Charlie Hebdo : le revers de la… caricature

Manifestation à Nouakchott contre les caricatures (Crédit photo : Saharamédias.net)
Manifestation à Nouakchott contre les caricatures (Crédit photo : Saharamédias.net)

A peine la France a-t-elle fini de pleurer ses morts que « l’union sacrée » contre le terrorisme commence à se fissurer. En France, d’abord, où la question divise, certains se demandant si la récupération politique qu’on a aussitôt faite de ce drame ne va pas – aussi – susciter une levée de boucliers chez les musulmans de France et dans les pays islamiques.
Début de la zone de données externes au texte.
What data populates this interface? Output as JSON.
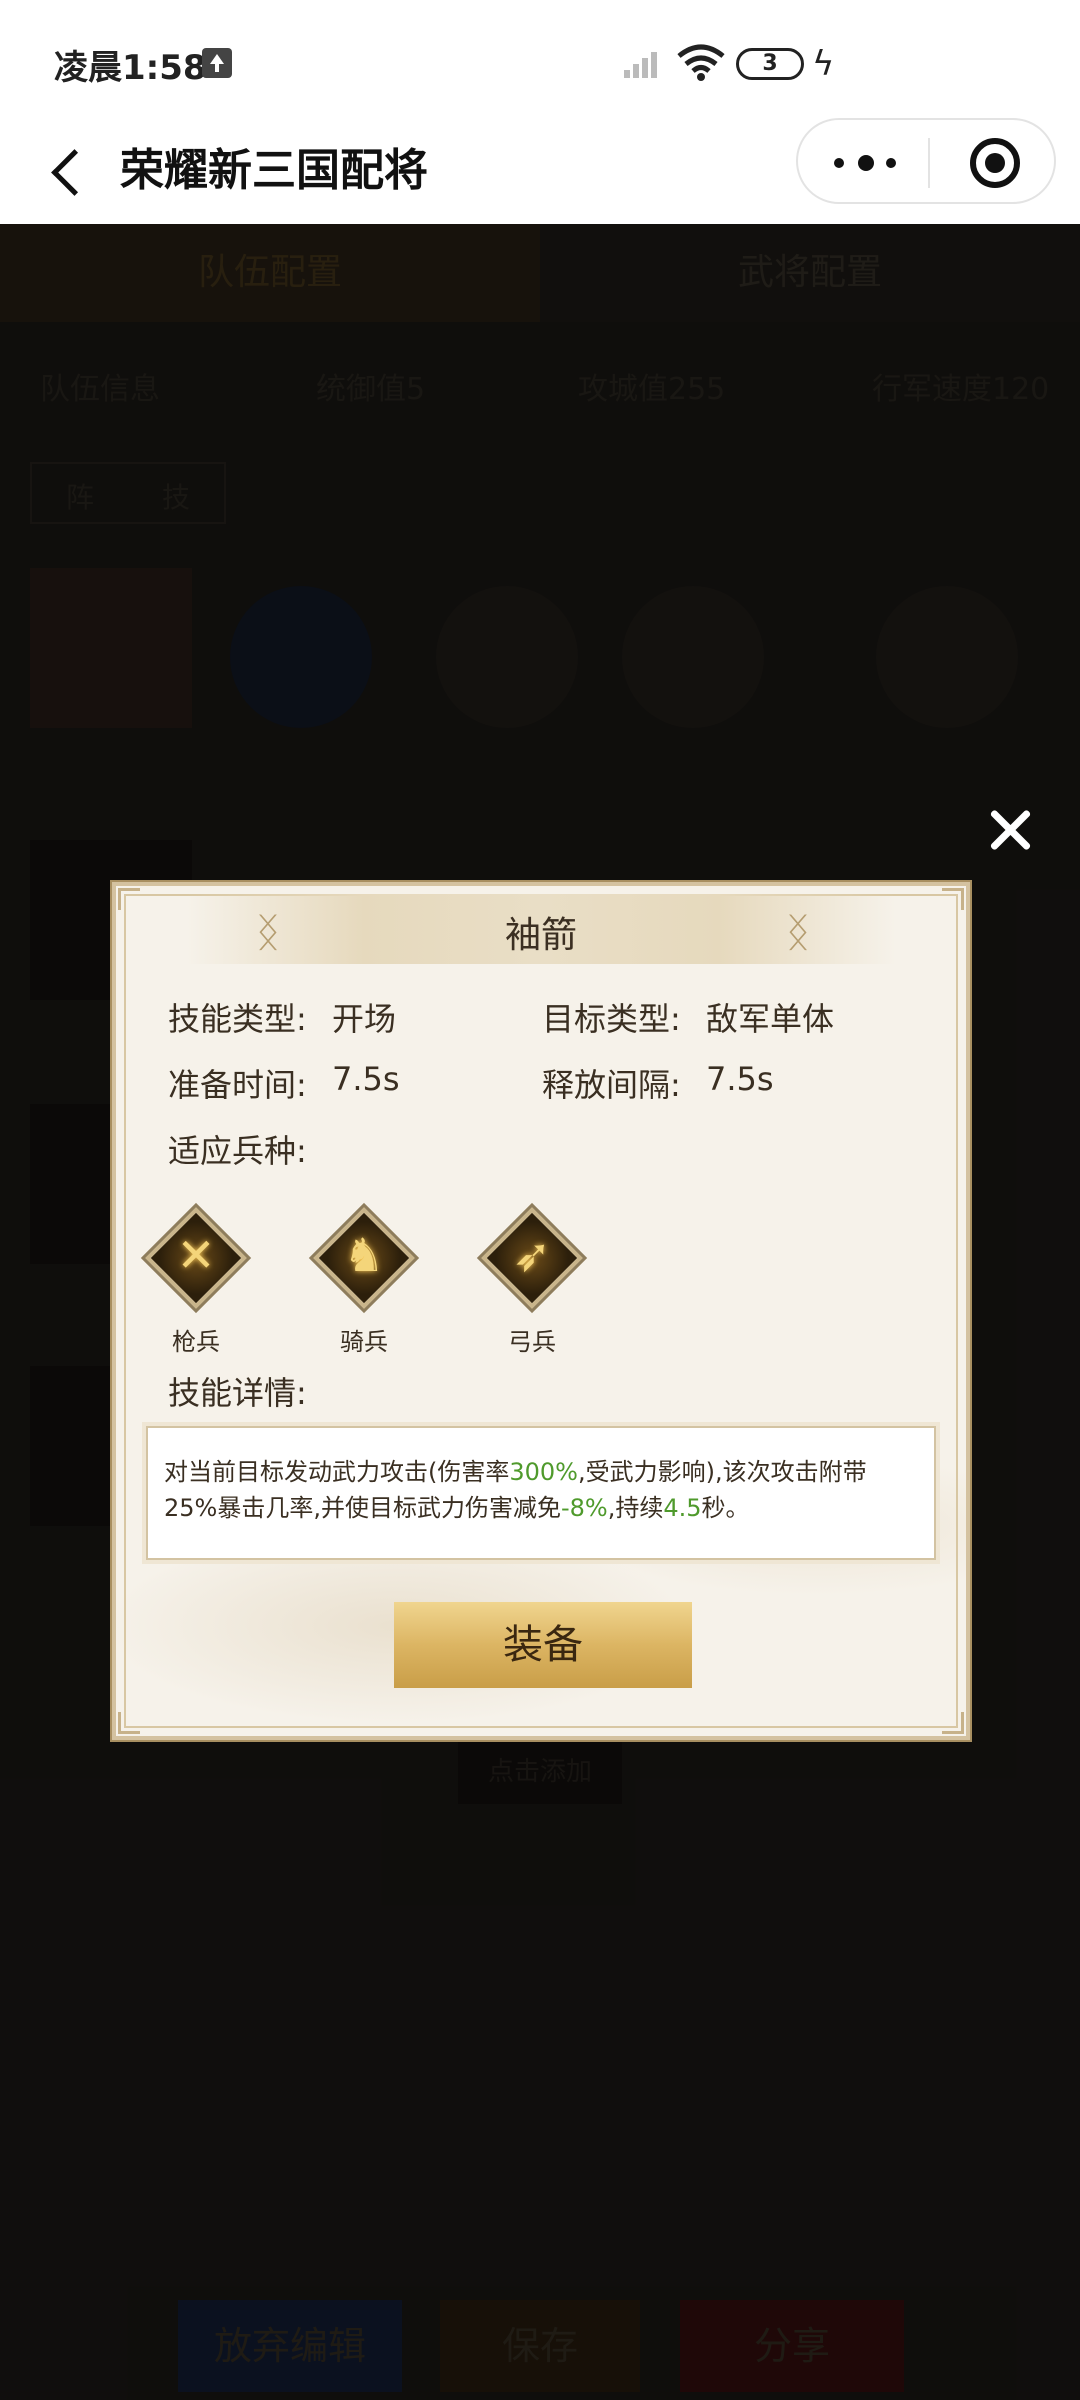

Le risque ici n’a pas été mesuré à sa véritable portée. Certes, la France et tous les citoyens du monde épris de paix et de justice se devaient de condamner tout acte terroriste. Mais elle devait veiller également à ce que l’acte commis par trois égarés, de nationalité française, n’affecte pas négativement le comportement général vis-à-vis d’une religion.  Faut-il le rappeler, l’islam, dans son essence même, condamne l’atteinte à la vie humaine. Le Coran ne dit-il pas que celui qui a tué un homme c’est comme s’il a tué toute l’humanité ?

En voulant défendre la liberté d’expression, à tout prix, ne risque-t-on pas de provoquer une réaction en chaîne à travers le monde contre Charlie Hebdo, d’abord, mais aussi contre la France et tous les pays où ce journal a pu vendre son numéro reprenant les caricatures du Prophète. Une situation qu’on a vécue en ce vendredi dans plusieurs pays musulmans, comme le Pakistan et la Mauritanie.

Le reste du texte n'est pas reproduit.